私が目指すのは車のクラッチでは無く新幹線の電動モーター。意思という電力によって自由に速度やストライド、ピッチを変更出来る無段変速機が目指すべき理想。
芝を踏みしめ、歩幅を広げストライドの間隔を伸ばす。ピッチは下げてスタミナの消費を抑え、呼吸を変える。
(最後の仕掛け処まで無駄なスタミナ消費は抑える!)
ルドルフ先輩から感じる威圧感はスタートよりも2倍近く強く感じる。これがルドルフ先輩が高ぶって強くなっているのであればまだ良いが(それでも良くは無いが)距離が近づいて強く感じるのであればかなり悪い。

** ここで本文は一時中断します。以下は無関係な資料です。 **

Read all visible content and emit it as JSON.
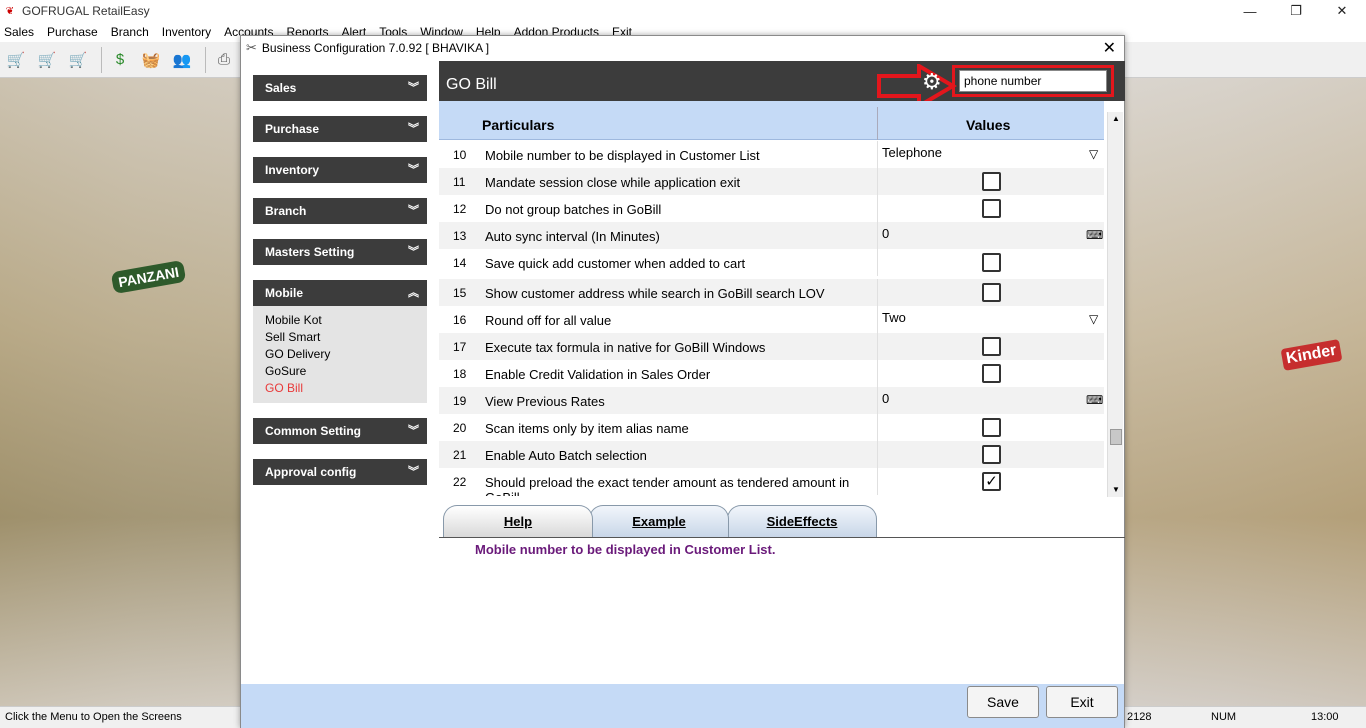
{
  "app": {
    "title": "GOFRUGAL RetailEasy",
    "logo_icon": "retaileasy-logo-icon",
    "window_controls": {
      "minimize": "—",
      "restore": "❐",
      "close": "✕"
    }
  },
  "menu": [
    "Sales",
    "Purchase",
    "Branch",
    "Inventory",
    "Accounts",
    "Reports",
    "Alert",
    "Tools",
    "Window",
    "Help",
    "Addon Products",
    "Exit"
  ],
  "toolbar": {
    "icons": [
      "cart-add-icon",
      "cart-add-icon",
      "cart-add-icon",
      "money-icon",
      "basket-icon",
      "users-icon",
      "printer-icon"
    ]
  },
  "status_bar": {
    "message": "Click the Menu to Open the Screens",
    "code": "2128",
    "num": "NUM",
    "time": "13:00"
  },
  "dialog": {
    "title": "Business Configuration 7.0.92 [ BHAVIKA ]",
    "close": "✕",
    "sidebar": {
      "sections": [
        {
          "label": "Sales",
          "expanded": false
        },
        {
          "label": "Purchase",
          "expanded": false
        },
        {
          "label": "Inventory",
          "expanded": false
        },
        {
          "label": "Branch",
          "expanded": false
        },
        {
          "label": "Masters Setting",
          "expanded": false
        },
        {
          "label": "Mobile",
          "expanded": true
        },
        {
          "label": "Common Setting",
          "expanded": false
        },
        {
          "label": "Approval config",
          "expanded": false
        }
      ],
      "mobile_items": [
        "Mobile Kot",
        "Sell Smart",
        "GO Delivery",
        "GoSure",
        "GO Bill"
      ],
      "active_item": "GO Bill"
    },
    "main": {
      "title": "GO Bill",
      "search_value": "phone number",
      "columns": {
        "particulars": "Particulars",
        "values": "Values"
      },
      "rows": [
        {
          "num": "10",
          "label": "Mobile number to be displayed in Customer List",
          "type": "dropdown",
          "value": "Telephone"
        },
        {
          "num": "11",
          "label": "Mandate session close while application exit",
          "type": "checkbox",
          "checked": false
        },
        {
          "num": "12",
          "label": "Do not group batches in GoBill",
          "type": "checkbox",
          "checked": false
        },
        {
          "num": "13",
          "label": "Auto sync interval (In Minutes)",
          "type": "number",
          "value": "0"
        },
        {
          "num": "14",
          "label": "Save quick add customer when added to cart",
          "type": "checkbox",
          "checked": false
        },
        {
          "num": "15",
          "label": "Show customer address while search in GoBill search LOV",
          "type": "checkbox",
          "checked": false
        },
        {
          "num": "16",
          "label": "Round off for all value",
          "type": "dropdown",
          "value": "Two"
        },
        {
          "num": "17",
          "label": "Execute tax formula in native for GoBill Windows",
          "type": "checkbox",
          "checked": false
        },
        {
          "num": "18",
          "label": "Enable Credit Validation in Sales Order",
          "type": "checkbox",
          "checked": false
        },
        {
          "num": "19",
          "label": "View Previous Rates",
          "type": "number",
          "value": "0"
        },
        {
          "num": "20",
          "label": "Scan items only by item alias name",
          "type": "checkbox",
          "checked": false
        },
        {
          "num": "21",
          "label": "Enable Auto Batch selection",
          "type": "checkbox",
          "checked": false
        },
        {
          "num": "22",
          "label": "Should preload the exact tender amount as tendered amount in GoBill",
          "type": "checkbox",
          "checked": true
        }
      ],
      "tabs": [
        "Help",
        "Example",
        "SideEffects"
      ],
      "active_tab": "Help",
      "help_text": "Mobile number to be displayed in Customer List.",
      "buttons": {
        "save": "Save",
        "exit": "Exit"
      }
    }
  },
  "colors": {
    "header_dark": "#3c3c3c",
    "grid_header": "#c5daf6",
    "active_item": "#e83a3a",
    "highlight": "#e3161c",
    "help_text": "#6a1a7a"
  }
}
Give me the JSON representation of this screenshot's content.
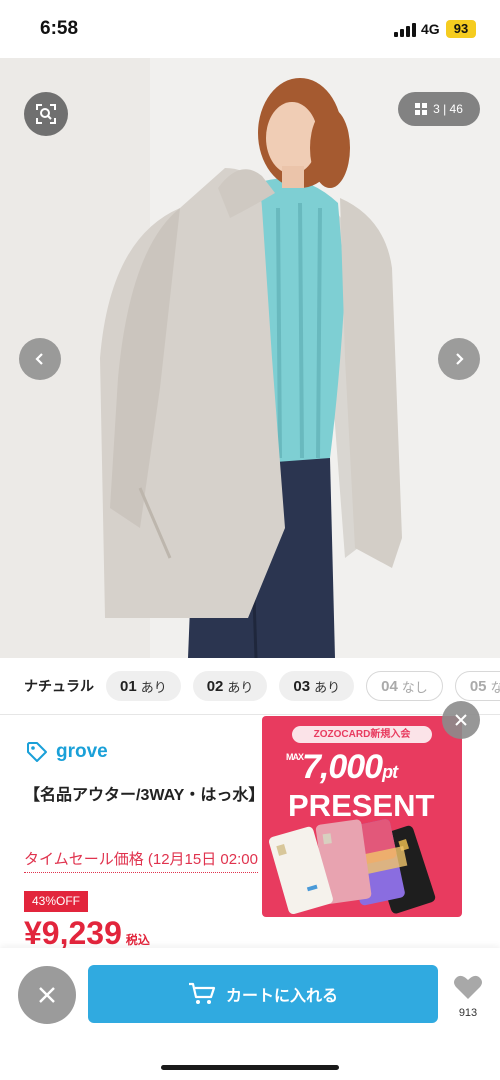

スパート前に抜かれては末脚で抜かす前にゴールされる気がしてならないのだ。なおかつ抜かれない様にコース取りされればなお悪い。
何とか私が先行状態のまま短い直線が終わり第3コーナーへ。スタミナの消費で荒くなっていく呼吸と酸素不足で纏まり辛い思考。それでもなお上手くストライドの変更が出来たのは私の日頃のトレーニングのお陰なのかはたまたウマ娘の本能故か…………
再び内ラチギリギリまで体を傾け、遠心力を強引に振り切る。最初より強く感じる脚への負担を強引に無視して、私はルドルフ先輩の位置を確認した。
(よし、
最初と変わらない距離で私と同じく内ラチギリギリを走っているルドルフ先輩に少しだけ安堵して、私は再び意識をレースへと戻す。決めるのは第4コーナーから直線へと入る前。短い直線では十分な速度が出ないから少し前目でストライドを変えて加速させる。
そう決めた私は何時もよりピッチを抑えめにする。最後の末脚に存分にスタミナを使う為に、何時もよりスタミナ消費を抑えたかった。
ターフを抉る回数が少しだけ減る。その分僅かにコース取りがブレてしまうのを避ける為一歩一歩の踏み込みに力を入れて無理やりコースを維持する。
第3コーナーを抜けて第4コーナーへ。まだだ、まだ仕掛けるには早すぎる。焦れる心を何とか押さえつけ、私は最後の仕掛け処に意識を向ける。一歩一歩の歩幅を更に調整し、最適なタイミングで最高の踏み込みが出来るようにする。
(あと20m…………10m…………5m…………今!)
今までよりも強く、芝が千切れ、ターフに深く食い込むほど脚に力を乗せる。温存したスタミナの消費を考えず、ひたすら最高速を目指す走り。それの為に意識を脚に向けた瞬間、フッと後ろから感じて来た圧倒的威圧感が消えた。
(なっ!?)
一瞬で消えたルドルフ先輩の気配。今まで感じていた威圧感が消えた事で、私は戸惑って一瞬の仕掛け処で踏み込むことが出来なかった。少しだけバランスを崩す体を無理やり元に戻し、逃した仕掛け処を悔やみながら再度スパートをかけようと踏み込んだところで、再び威圧感が私を襲う。
それも真横から
「な!?」
その気配は間違いなくルドルフ先輩のそれ。思わずそちらを見た私の前を、風が通り過ぎた。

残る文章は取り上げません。